[The Mayor’s Wife by Anna Katherine Green]@TWC D-Link bookThe Mayor’s Wife CHAPTER XVII 6/22
Apologies were in order from us to them; I would make these apologies. I was prepared to confront poverty in this bare and comfortless-looking abode of decayed gentility.
But I did not expect quite so many evidences of it as met my eyes as the door swung slowly open some time after my persistent knock, and I beheld Miss Charity's meager figure outlined against walls and a flight of uncarpeted stairs such as I had never seen before out of a tenement house.
I may have dropped my eyes, but I recovered myself immediately.

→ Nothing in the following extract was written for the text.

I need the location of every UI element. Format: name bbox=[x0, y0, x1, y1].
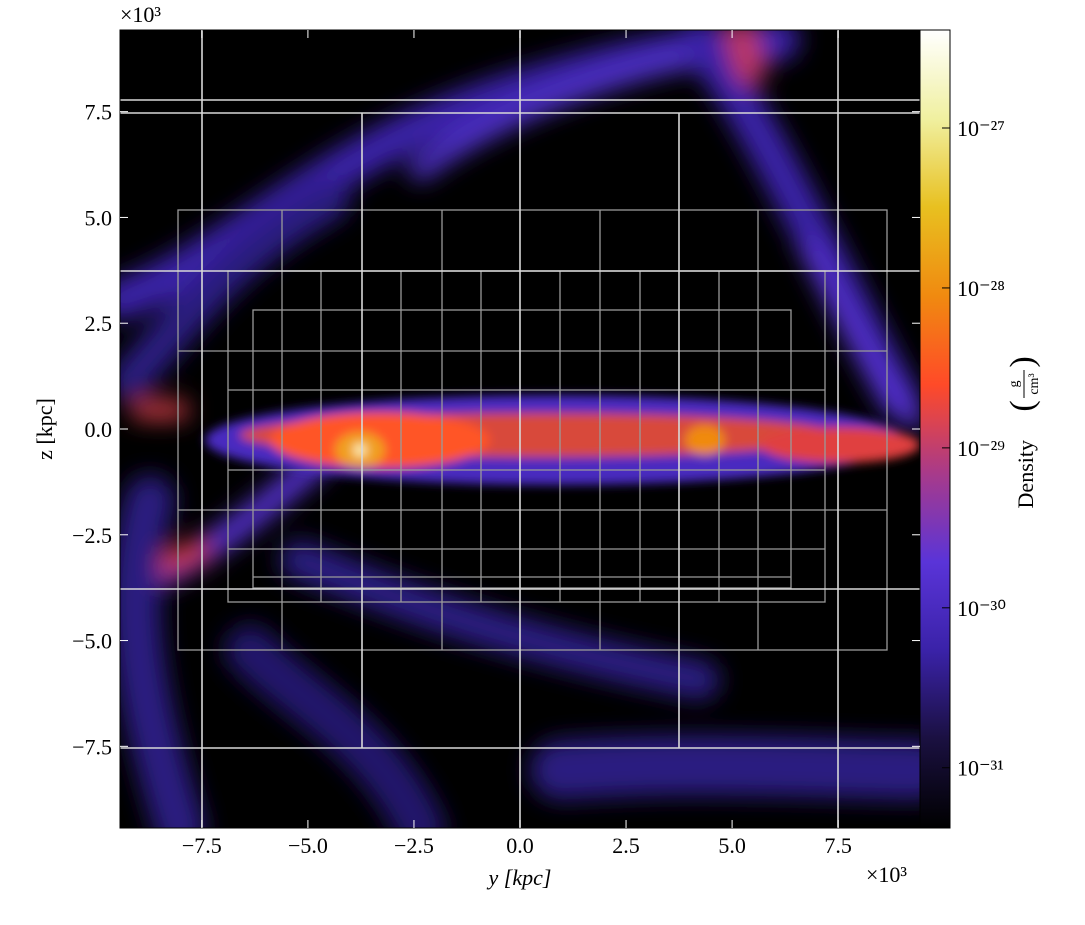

Marking the slow awakening of pleasure in the wan old face as she recognized me, I uttered some apology for my early call and then waited to see if she would welcome me in. She not only did so, but did it with such a sudden breaking up of her rigidity into the pliancy of a naturally hospitable nature, that my heart was touched, and I followed her into the great bare apartment, which must have once answered the purposes of a drawing-room, with very different feelings from those with which I had been accustomed to look upon her face in the old attic window. "I should like to see your sister, too," I said, as she hastily, but with a certain sort of ceremony, too, pushed forward one of the ancient chairs which stood at long intervals about the room.
"I have not been your neighbor very long, but I should like to pay my respects to both of you." I had purposely spoken with the formal precision she had been accustomed to in her earlier days, and I could see how perceptibly her self-respect returned at this echo of the past, giving her a sudden dignity which made me forget for the moment her neglected appearance. "I will summon my sister," she returned, disappearing quietly from the room. I waited fifteen minutes, then Miss Thankful entered, dressed in her very best, followed by my first acquaintance in her same gown, but with a little cap on her head.